The 2018 deal makes Calico responsible for research and early development until 2022 and for advanced collaboration projects through Phase 2a clinical trials through 2027. In fact, there’s actually a whisper of something finally gaining traction. Endpoints News was the first to report that a team from Calico and AbbVie is conducting a phase 1 safety study to test a drug called ABBV-CLS-579 for treating solid tumors. The article also noted how one of the company’s principal investigators just published a paper in Nature on how Calico is using AI to predict genome folding from DNA sequence alone.

Mining Genomic Data at Scale

Calico is mining for answers to longevity in human DNA by creating its own hardware and software to automate and accelerate that search. One of its other high-profile ventures, in fact, involved mining the genetic database of Ancestry.com for three years. The Holy Grail was to find genetic commonalities among those who live longer, but research delivered some unexpected results. Another study based on the Ancestry data in another prestigious journal, Genetics, found that while longevity runs in families, DNA isn’t as strong an influence on how long an individual lives, so just because Grandpa Joe lived to 103 doesn’t mean you’re going to outlive a lifetime of junk food.

Other ongoing collaborations include the Broad Institute of MIT and Harvard, the Buck Institute for Research on Aging, and C4 Therapeutics (CCCC), a small-cap biotech company focused on treating diseases of aging, including cancer, by degrading proteins known to drive disease.

Conclusion

Pretty much every story on Calico refers to the fact that the former Genentech CEO Art Levinson, who has a PhD in biochemistry, is in charge of the Alphabet subsidiary. Acquired by Roche for nearly $47 billion about a dozen years ago, Genentech was considered the world’s oldest and most successful biotechnology company. It’s also worth noting that he serves on the boards of Apple and the Broad Institute, as well as formerly served on the boards of small-cap biotechs, including Amyris Biotechnologies, a synthetic biology stock. He is also an advisor on a bunch of scientific boards. So the assumption is that this guy knows what he’s doing – in terms of his scientific expertise needed to lead one of the most well-funded, private, anti-aging R&D labs in the world.

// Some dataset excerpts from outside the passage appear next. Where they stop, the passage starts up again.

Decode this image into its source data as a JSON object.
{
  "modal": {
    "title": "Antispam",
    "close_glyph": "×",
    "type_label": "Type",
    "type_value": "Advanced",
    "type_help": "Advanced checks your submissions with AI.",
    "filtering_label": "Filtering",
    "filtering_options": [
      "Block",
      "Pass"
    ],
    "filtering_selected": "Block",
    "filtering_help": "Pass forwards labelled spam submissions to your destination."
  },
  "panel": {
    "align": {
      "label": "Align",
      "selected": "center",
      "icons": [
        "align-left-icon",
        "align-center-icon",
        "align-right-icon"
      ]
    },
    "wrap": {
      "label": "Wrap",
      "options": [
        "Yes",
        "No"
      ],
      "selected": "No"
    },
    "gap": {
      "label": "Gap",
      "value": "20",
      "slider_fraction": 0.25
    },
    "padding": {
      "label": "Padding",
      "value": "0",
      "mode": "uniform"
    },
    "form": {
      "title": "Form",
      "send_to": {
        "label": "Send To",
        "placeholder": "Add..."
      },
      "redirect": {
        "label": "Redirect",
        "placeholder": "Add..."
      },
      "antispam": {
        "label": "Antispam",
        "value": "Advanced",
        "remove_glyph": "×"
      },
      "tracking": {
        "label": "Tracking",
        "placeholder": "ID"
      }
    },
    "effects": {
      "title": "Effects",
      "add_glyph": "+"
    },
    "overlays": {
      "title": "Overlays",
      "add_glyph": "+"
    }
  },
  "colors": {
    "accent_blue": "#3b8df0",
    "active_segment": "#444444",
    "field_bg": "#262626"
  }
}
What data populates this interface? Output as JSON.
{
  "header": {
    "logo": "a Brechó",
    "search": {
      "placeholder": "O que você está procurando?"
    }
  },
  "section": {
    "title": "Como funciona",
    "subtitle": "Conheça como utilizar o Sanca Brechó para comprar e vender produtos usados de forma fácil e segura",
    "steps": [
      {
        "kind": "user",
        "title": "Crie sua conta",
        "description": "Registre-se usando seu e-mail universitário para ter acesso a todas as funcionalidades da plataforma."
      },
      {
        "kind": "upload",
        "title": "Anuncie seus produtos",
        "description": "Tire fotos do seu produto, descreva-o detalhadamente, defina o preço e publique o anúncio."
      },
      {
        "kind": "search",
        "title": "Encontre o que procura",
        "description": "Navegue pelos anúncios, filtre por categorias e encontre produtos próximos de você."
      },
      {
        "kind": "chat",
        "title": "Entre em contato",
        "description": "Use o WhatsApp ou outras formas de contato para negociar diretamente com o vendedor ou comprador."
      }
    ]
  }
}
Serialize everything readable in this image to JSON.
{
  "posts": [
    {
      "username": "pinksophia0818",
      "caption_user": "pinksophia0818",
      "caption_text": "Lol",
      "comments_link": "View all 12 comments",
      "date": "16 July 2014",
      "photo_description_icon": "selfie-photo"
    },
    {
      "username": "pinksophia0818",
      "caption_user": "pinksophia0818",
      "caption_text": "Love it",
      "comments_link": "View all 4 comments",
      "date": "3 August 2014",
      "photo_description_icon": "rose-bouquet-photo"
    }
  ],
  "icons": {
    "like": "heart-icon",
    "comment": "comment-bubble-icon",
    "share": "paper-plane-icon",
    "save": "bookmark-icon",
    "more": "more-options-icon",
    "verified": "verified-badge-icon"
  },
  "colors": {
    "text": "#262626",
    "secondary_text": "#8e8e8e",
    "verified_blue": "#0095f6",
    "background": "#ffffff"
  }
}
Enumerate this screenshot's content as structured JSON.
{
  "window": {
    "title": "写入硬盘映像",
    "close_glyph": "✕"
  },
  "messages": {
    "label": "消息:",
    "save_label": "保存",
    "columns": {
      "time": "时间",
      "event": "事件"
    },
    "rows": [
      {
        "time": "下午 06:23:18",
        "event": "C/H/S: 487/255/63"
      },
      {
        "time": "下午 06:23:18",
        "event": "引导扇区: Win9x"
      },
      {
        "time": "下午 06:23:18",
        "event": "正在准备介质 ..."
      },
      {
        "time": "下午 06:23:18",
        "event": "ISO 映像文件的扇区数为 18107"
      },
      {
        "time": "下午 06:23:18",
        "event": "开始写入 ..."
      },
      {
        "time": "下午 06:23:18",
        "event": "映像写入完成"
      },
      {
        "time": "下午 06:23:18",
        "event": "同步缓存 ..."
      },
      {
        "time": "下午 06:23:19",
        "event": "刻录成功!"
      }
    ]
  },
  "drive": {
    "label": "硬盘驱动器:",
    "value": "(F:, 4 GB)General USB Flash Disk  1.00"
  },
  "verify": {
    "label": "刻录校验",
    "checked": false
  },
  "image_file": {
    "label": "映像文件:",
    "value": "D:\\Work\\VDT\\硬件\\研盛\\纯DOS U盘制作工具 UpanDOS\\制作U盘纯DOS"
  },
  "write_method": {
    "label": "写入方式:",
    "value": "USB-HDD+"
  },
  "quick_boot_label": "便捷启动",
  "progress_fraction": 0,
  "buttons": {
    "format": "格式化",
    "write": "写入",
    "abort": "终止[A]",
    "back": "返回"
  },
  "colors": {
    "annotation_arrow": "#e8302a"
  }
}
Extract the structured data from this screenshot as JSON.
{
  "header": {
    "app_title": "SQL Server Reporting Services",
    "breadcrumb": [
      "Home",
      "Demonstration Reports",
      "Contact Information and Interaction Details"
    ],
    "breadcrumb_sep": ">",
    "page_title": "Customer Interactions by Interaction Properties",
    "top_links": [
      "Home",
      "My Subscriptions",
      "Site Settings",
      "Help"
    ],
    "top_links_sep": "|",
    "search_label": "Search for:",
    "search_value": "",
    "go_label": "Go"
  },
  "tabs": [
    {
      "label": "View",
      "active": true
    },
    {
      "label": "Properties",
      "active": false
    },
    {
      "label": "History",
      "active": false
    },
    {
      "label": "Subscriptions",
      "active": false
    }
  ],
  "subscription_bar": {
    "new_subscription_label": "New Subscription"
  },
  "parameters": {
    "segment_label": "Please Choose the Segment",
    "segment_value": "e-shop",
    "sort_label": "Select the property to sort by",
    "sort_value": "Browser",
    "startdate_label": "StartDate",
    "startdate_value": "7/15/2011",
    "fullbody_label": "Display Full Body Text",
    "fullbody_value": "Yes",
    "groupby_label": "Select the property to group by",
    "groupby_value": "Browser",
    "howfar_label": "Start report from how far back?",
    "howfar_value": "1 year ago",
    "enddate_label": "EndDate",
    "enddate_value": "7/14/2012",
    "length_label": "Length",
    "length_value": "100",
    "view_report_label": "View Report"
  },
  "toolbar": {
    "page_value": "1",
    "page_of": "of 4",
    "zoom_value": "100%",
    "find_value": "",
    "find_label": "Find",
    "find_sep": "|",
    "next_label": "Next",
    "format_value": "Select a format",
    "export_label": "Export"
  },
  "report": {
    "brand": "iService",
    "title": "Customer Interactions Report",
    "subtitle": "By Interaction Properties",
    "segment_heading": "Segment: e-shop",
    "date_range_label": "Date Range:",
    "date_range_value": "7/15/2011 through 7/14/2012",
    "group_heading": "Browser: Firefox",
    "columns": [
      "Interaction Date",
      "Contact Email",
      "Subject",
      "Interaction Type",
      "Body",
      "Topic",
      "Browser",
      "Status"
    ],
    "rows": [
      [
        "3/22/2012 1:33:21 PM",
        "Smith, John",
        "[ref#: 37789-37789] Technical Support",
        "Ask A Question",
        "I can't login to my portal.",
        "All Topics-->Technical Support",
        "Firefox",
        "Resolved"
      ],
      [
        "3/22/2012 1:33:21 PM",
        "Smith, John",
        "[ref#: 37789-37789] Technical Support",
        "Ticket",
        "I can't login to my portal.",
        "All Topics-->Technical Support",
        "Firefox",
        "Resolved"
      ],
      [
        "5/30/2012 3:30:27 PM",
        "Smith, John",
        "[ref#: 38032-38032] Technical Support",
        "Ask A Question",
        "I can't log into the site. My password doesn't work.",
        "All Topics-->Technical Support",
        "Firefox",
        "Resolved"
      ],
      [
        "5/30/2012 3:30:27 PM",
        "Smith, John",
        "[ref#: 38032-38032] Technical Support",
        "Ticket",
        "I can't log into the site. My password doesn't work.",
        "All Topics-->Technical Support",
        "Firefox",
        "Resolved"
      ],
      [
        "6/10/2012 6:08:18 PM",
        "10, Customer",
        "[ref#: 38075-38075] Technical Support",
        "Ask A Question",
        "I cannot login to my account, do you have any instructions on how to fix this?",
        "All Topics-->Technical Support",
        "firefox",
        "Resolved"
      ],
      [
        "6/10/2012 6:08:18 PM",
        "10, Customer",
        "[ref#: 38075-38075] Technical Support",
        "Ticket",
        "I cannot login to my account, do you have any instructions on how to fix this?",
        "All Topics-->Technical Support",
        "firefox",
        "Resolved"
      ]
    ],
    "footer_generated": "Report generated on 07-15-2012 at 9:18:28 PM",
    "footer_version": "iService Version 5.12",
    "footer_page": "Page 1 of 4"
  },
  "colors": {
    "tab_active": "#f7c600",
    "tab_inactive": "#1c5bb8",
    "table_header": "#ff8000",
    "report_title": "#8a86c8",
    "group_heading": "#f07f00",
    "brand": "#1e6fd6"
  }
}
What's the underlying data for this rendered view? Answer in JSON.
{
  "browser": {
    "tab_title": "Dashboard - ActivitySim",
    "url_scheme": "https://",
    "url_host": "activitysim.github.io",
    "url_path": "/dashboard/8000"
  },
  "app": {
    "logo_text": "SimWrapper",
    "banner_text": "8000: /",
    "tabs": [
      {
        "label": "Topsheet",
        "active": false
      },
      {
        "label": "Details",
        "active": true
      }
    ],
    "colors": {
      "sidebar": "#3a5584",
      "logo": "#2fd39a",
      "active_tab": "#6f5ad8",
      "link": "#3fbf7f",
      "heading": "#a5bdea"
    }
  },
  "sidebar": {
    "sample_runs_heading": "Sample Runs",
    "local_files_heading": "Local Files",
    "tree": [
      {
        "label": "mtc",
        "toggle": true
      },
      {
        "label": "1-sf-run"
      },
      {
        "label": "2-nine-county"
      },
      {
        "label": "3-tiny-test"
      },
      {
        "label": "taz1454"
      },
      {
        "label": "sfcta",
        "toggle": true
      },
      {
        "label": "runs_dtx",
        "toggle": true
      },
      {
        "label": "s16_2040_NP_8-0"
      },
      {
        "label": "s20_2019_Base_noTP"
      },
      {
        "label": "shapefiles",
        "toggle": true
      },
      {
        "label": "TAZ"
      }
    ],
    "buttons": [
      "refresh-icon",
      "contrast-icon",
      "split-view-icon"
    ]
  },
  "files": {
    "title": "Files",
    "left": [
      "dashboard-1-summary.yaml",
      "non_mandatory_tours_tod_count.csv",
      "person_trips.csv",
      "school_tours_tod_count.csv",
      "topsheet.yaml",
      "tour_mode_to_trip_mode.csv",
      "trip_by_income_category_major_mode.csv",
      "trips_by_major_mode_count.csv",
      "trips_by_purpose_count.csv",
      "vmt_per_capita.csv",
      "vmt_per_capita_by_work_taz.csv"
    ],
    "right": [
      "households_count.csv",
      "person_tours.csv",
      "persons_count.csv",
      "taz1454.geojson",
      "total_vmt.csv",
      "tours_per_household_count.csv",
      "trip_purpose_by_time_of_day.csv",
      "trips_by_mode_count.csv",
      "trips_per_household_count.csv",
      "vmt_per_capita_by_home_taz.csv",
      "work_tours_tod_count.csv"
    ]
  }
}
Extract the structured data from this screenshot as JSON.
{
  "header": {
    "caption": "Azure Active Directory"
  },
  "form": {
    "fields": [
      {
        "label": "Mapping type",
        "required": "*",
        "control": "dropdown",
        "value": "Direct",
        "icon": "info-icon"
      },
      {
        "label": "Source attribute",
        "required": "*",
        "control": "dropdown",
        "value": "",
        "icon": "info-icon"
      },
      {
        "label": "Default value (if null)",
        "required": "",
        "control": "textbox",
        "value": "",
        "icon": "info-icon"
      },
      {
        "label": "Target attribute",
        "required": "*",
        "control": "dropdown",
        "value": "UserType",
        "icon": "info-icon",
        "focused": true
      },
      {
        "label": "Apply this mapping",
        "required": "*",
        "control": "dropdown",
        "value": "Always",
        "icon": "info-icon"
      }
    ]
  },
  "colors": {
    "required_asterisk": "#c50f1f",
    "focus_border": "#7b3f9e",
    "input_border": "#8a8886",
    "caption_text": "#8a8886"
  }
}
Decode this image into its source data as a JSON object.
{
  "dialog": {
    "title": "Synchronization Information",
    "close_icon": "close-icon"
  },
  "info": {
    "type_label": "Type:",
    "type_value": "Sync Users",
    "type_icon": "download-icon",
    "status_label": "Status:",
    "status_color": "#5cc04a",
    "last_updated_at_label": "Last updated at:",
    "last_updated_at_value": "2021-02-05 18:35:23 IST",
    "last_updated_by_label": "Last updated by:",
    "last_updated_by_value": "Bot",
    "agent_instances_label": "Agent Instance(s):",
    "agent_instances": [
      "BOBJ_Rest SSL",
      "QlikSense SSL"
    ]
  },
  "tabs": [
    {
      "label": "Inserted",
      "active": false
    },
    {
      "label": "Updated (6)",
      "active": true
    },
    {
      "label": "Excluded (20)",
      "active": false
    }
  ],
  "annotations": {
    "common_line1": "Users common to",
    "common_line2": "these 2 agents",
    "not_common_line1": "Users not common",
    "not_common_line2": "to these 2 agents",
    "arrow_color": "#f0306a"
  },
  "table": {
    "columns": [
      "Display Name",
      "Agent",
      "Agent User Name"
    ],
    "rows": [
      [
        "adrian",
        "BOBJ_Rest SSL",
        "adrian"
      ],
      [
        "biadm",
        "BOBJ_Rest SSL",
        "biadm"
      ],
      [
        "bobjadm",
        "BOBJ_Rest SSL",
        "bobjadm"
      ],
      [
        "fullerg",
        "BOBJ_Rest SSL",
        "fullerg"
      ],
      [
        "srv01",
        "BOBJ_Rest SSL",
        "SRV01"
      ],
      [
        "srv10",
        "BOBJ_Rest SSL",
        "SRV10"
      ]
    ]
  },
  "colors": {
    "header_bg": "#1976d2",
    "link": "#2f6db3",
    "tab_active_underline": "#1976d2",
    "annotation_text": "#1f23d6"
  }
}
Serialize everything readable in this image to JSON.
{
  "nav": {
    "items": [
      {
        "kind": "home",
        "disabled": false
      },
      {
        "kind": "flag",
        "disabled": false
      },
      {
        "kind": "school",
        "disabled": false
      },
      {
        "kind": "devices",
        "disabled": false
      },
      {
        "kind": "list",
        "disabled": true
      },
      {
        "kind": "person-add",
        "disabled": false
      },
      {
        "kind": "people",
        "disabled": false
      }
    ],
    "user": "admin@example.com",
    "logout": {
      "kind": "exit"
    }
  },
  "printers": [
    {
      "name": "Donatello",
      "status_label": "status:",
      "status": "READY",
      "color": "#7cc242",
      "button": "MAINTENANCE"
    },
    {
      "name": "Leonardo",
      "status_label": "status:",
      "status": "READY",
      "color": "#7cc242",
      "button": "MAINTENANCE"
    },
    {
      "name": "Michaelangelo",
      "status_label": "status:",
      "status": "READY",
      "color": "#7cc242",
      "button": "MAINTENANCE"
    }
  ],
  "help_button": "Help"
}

As we told you more than five years ago, Calico will likely forever be an innovation lab similar to Alphabet’s DeepMind AI lab in London. The only thing close to a pure-play in the longevity theme is perhaps C4 Therapeutics, which has developed a novel platform for harnessing the body’s natural mechanisms for regulating protein levels to fight diseases of aging. But the Boston area biopharmaceutical company is on pace to double its losses in 2020 from 2019, and it gets all of its revenue from collaboration agreements like the one with Calico. We’ll just have to wait for a Brad Pitt pill and make our money on the market the old-fashioned way – over time.